The appointment of Wickremesinghe give some breathing time to the government, during which it pushed the 22A through.“But the 22A is nowhere near what was promised, whch was 19A. People's trust in Wickremesinghe was clearly misplaced,” Dr.Wickramaratne said.

Under 19A, Ministers and Deputy Ministers were appointed by the President“on the advice of the Prime Minister”, a provision that greatly strengthened Parliament, the constitutional expert pointed out. Besides, the President's power to remove the Prime Minister at will was taken away. Under 19A, the Prime Minister could not be removed so long as he enjoyed the confidence of parliament. This was proved when Wickremasinghe was sacked by President Maithripala Sirisena and Mahinda Rajapaksa was appointed. Rajapaksa was ousted by a parliamentary vote held after a 52-day constitutional struggle.

The 20A was brought in to do away with many of the provisions of 19A, including the requirement that the President should appoint Ministers and Deputy Ministers on the advice of the Prime Minister. The President's power to remove the Prime Minister at will was restored by 20A.

The 22A brings back the requirement that the President should act on the advice of the Prime Minister, but the value of this is diminished by the condition that the new norm will not apply during the present Parliament.

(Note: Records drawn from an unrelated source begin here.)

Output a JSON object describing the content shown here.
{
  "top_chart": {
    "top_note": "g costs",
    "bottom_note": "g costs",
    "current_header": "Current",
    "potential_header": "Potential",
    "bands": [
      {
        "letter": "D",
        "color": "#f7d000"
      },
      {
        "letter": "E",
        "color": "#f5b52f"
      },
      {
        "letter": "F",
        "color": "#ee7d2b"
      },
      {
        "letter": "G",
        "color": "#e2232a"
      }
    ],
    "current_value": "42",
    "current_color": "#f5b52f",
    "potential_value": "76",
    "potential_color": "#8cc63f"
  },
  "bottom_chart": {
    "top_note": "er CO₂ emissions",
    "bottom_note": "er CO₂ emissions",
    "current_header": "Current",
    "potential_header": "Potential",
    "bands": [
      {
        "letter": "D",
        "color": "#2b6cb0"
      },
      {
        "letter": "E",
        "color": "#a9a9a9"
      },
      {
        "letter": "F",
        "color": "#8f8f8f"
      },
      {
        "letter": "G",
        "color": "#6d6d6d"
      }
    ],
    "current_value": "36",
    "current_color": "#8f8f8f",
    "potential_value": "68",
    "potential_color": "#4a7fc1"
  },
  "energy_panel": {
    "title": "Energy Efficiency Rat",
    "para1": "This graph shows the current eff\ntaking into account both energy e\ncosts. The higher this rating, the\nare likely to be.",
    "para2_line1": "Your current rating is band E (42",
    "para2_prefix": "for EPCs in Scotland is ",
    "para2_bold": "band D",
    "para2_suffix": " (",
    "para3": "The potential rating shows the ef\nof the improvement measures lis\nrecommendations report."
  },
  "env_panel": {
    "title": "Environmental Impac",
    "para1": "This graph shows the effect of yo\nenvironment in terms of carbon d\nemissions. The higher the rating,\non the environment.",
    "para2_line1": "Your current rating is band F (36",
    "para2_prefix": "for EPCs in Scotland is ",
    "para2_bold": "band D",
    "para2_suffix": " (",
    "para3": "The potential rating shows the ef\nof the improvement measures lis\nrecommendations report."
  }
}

In other words, Gotabaya Rajapaksa would rule in the same old way, points out Dr.Wickramaratne.

The President can sack a Prime Minister when, in his opinion, the Prime Minister has lost the confidence of parliament. Under 19A, on the contrary, the removal of the Prime Minister was a matter entirely in the domain of parliament.

In the Constitutional Council there would be three non-MPs appointed by the Speaker in consultation with the Prime Minister and the Leader of the Opposition and with the approval of a majority of MPs in parliament.

And there would one MP from a party other than the one represented by the Prime Minister and the Leader of the Opposition. But Dr.Wickramaratne points at some lacunae here. Small parties and parties of the minorities are not assured of nomination because the matter will be decided by the Speaker, the Prime Minister and the Leader of the Opposition with the sanction of the majority in parliament. The choice will necessarily go the way desired by the majority which could be contrary to the interests of the minority and small parties.

The upholding of pluralism is enjoined but there is no cast-iron system to ensure that. Some communities like plantation labor may not get representation at all. And there is no mention of gender.

In a short note issued on Thursday, the Centre of Policy Alternatives (CPA) said:“CPA has carefully considered the contents of the Bill and notes that the Bill does not revert the Constitution to the structure of government that prevailed under the Nineteenth Amendment (2015-19).”

“The Gazetted 22A does not curtail the powers of the President nor introduce checks and balances in any meaningful manner, contrary to the demands of the people of Sri Lanka. In the absence of any genuine attempt to address the inherent problems of governance, this attempt at reform will only worsen the existing political and economic crisis and destroy whatever little remaining faith citizens might have in constitutional governance.”